JACKSON -- A roundup of Tuesday's action at the Capitol:
• Citing Hurricane Katrina concerns, six South Mississippi Democrats said in a statement they oppose Gov. Haley Barbour's plan to spend $25 million in Katrina savings for road improvements in north Mississippi.
Since a rules change allowed the state to avoid paying millions to match federal spending on Katrina rebuilding projects, Barbour wants to use about $108 million of $268 million that had been socked away to replenish the "rainy day" fund and to make $25 million in improvements that would benefit a Toyota plant in Lee County.
Sens. David Baria, D-Bay St. Louis, Debbie Dawkins, D-Pass Christian, Ezell Lee, D-Picayune and Reps. Dirk Dedeaux, D-Sellers, Randall Patterson, D-Biloxi, and Diane Peranich, D-Pass Christian, were listed on the statement.
"Many residents of the areas directly impacted by Katrina still reside in FEMA trailers, insurance remains unaffordable, small businesses are struggling and Hancock County doesn't have a jail," the statement said. "To us, this is simply a matter of priorities and our priority is rebuilding the Mississippi Gulf Coast. We hope that this 'found money' will be used to further our recovery from Katrina."
• Superintendent of Education Hank Bounds would be allowed to hire and fire Department of Education personnel without taking matters to the personnel board under a bill the Senate Education Committee agreed on. The provision, designed to give the department more flexibility to reorganize, would be for a year.
• The Senate Education Committee voted to authorize a mentoring program for young teachers. The program, which would utilize retired or long-serving teachers and pay them up to $1,000 a year, is designed to combat the loss of many of the state's recently hired teachers.

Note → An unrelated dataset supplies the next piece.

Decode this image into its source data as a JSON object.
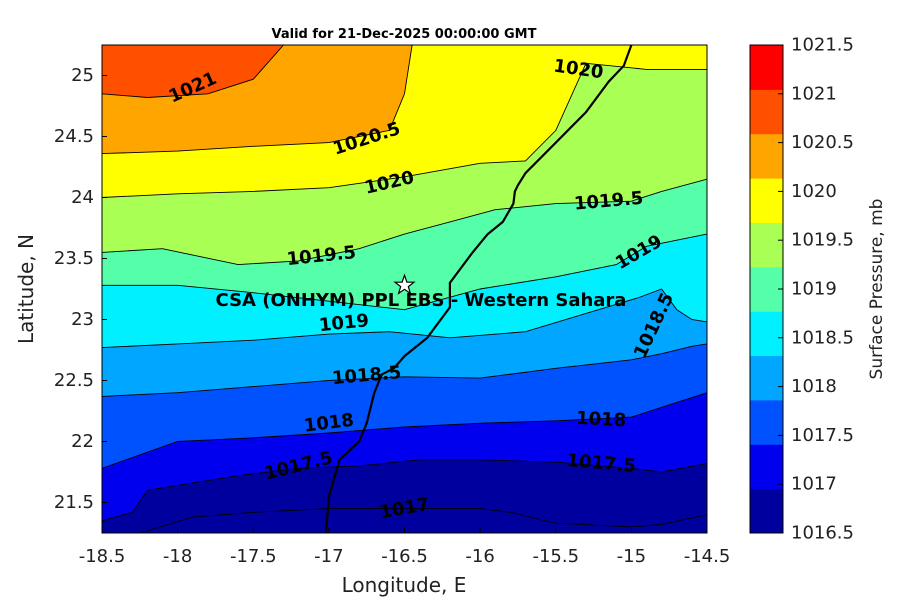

• The committee also approved longevity pay increases of up to $794 a year for teachers who have taught at least 25 years.
• The House of Representatives Judiciary Committee approved a bill that would restrict eminent domain from being declared on a parcel for a commercial venture, but the law would still allow governments and utility companies to use eminent domain for roads, utility work and levees and other projects for the public.
• The House Military Affairs Committee approved a tuition waiver for spouses of those serving with the National Guard. Spouses could forgo paying up to 50 percent of their tuition at both four-year and two-year schools.
The bill would also give "tuition stabilization" for up to $4,500 for active duty members of the National Guard. The bill has been referred to the appropriations committee.
• Members of the Legislature will meet this morning at the Capitol to ride to memorial services in Bay St. Louis for Joseph P. "Jody" Compretta Jr., son of House Speaker Pro Tem J.P. Compretta, who represents Hancock County. Compretta, 39, died in an accident at the Endymion parade in New Orleans on Saturday.